Article 1 of this protocol states that,
“The Convention which the provisions of the present Chapter modify is the Warsaw Convention, 1929.”
Article 2 states that:
Article 22 of the Convention shall be deleted and replaced by the following:
“Article 22
- In the carriage of passengers the liability of the carrier for each passenger is limited to the sum of 8 300 Special Drawing Rights. Where, in accordance with the law of the court seised of the case, damages may be awarded in the form of periodic payments, the equivalent capital value of the said payments shall not exceed this limit. Nevertheless, by special contract, the carrier and the passenger may agree to a higher limit of liability.

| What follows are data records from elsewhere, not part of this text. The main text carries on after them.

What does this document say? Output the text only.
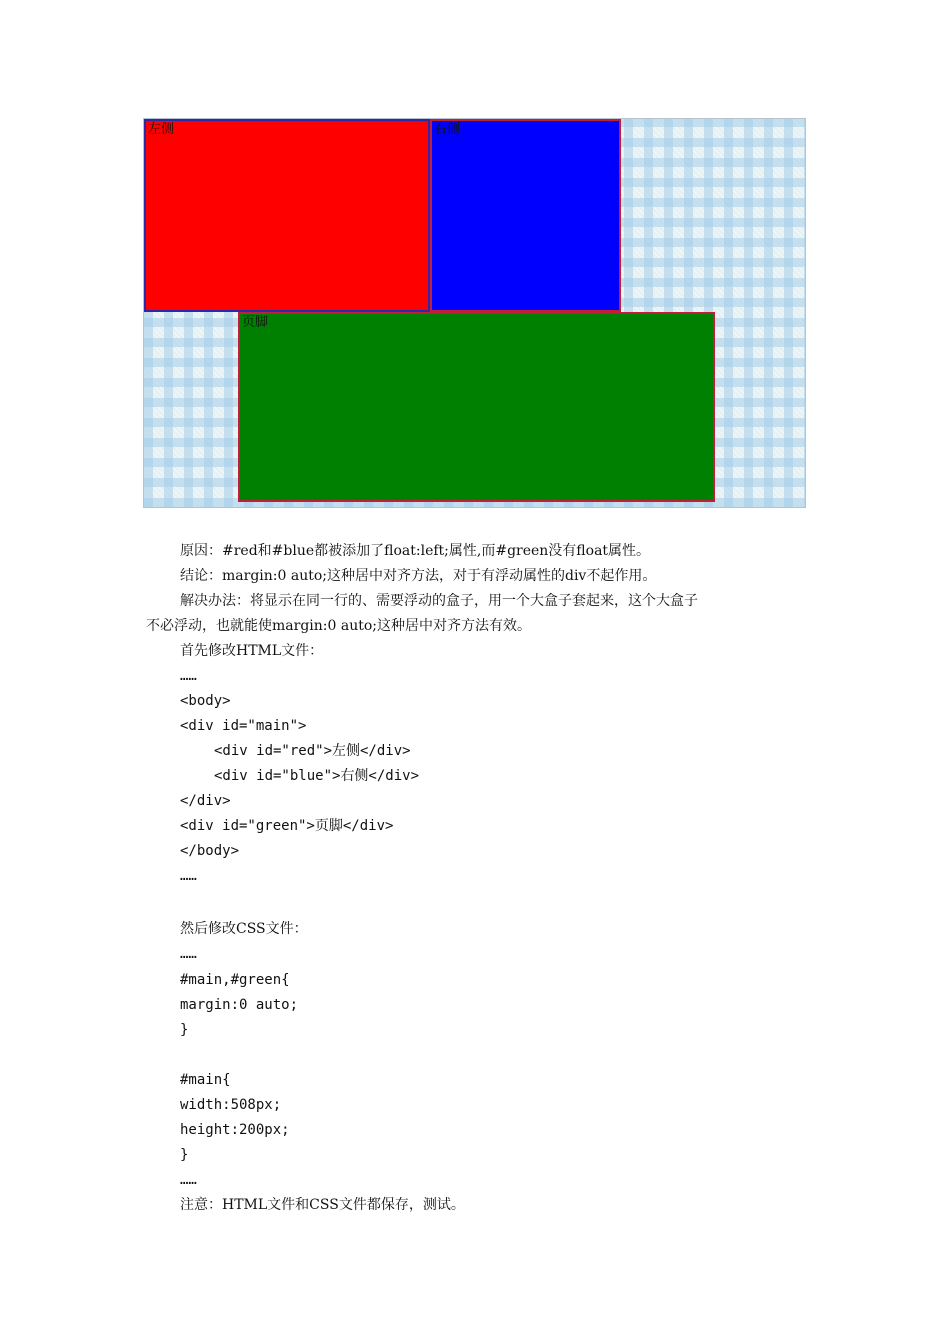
左侧	右侧
页脚
原因：#red和#blue都被添加了float:left;属性,而#green没有float属性。
结论：margin:0 auto;这种居中对齐方法，对于有浮动属性的div不起作用。
解决办法：将显示在同一行的、需要浮动的盒子，用一个大盒子套起来，这个大盒子
不必浮动，也就能使margin:0 auto;这种居中对齐方法有效。
首先修改HTML文件：
……
<body>
<div id="main">
<div id="red">左侧</div>
<div id="blue">右侧</div>
</div>
<div id="green">页脚</div>
</body>
……
然后修改CSS文件：
……
#main,#green{
margin:0 auto;
}
#main{
width:508px;
height:200px;
}
……
注意：HTML文件和CSS文件都保存，测试。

- In the carriage of registered baggage and of cargo, the liability of the carrier is limited to a sum of 17 Special Drawing Rights per kilogram, unless the consignor has made, at the time when the package was handed over to the carrier, a special declaration of interest in delivery at destination and has paid a supplementary sum if the case so requires. In that case the carrier will be liable to pay a sum not exceeding the declared sum, unless he proves that that sum is greater than the consignor’s actual interest in delivery at destination.
- As regards objects of which the passenger takes charge himself the liability of the carrier is limited to 332 Special Drawing Rights per passenger.”
Article 3 of the protocol states:
“The Warsaw Convention as amended by this Protocol shall apply to international carriage as defined in Article 1 of the Convention, provided that the place of departure and destination referred to in that Article are situated either in the territories of two Parties to this Protocol, or within the territory of a single Party to this Protocol with an agreed stopping place in the territory of another State.”
Article 4 of the protocol states that:
“As between the Parties to this Protocol, the Convention and the Protocol shall be read and interpreted together as one single instrument and shall be known as the Warsaw Convention as amended by Additional Protocol No. 1 of Montreal, 1975.”
Article 10 declares that
“No reservation may be made to this Protocol”.
Reservation in international law means a unilateral statement made by a state, when signing, ratifying, accepting or acceding to a treaty, in order to modify the legal effect of certain provisions of the treaty in their application to that state.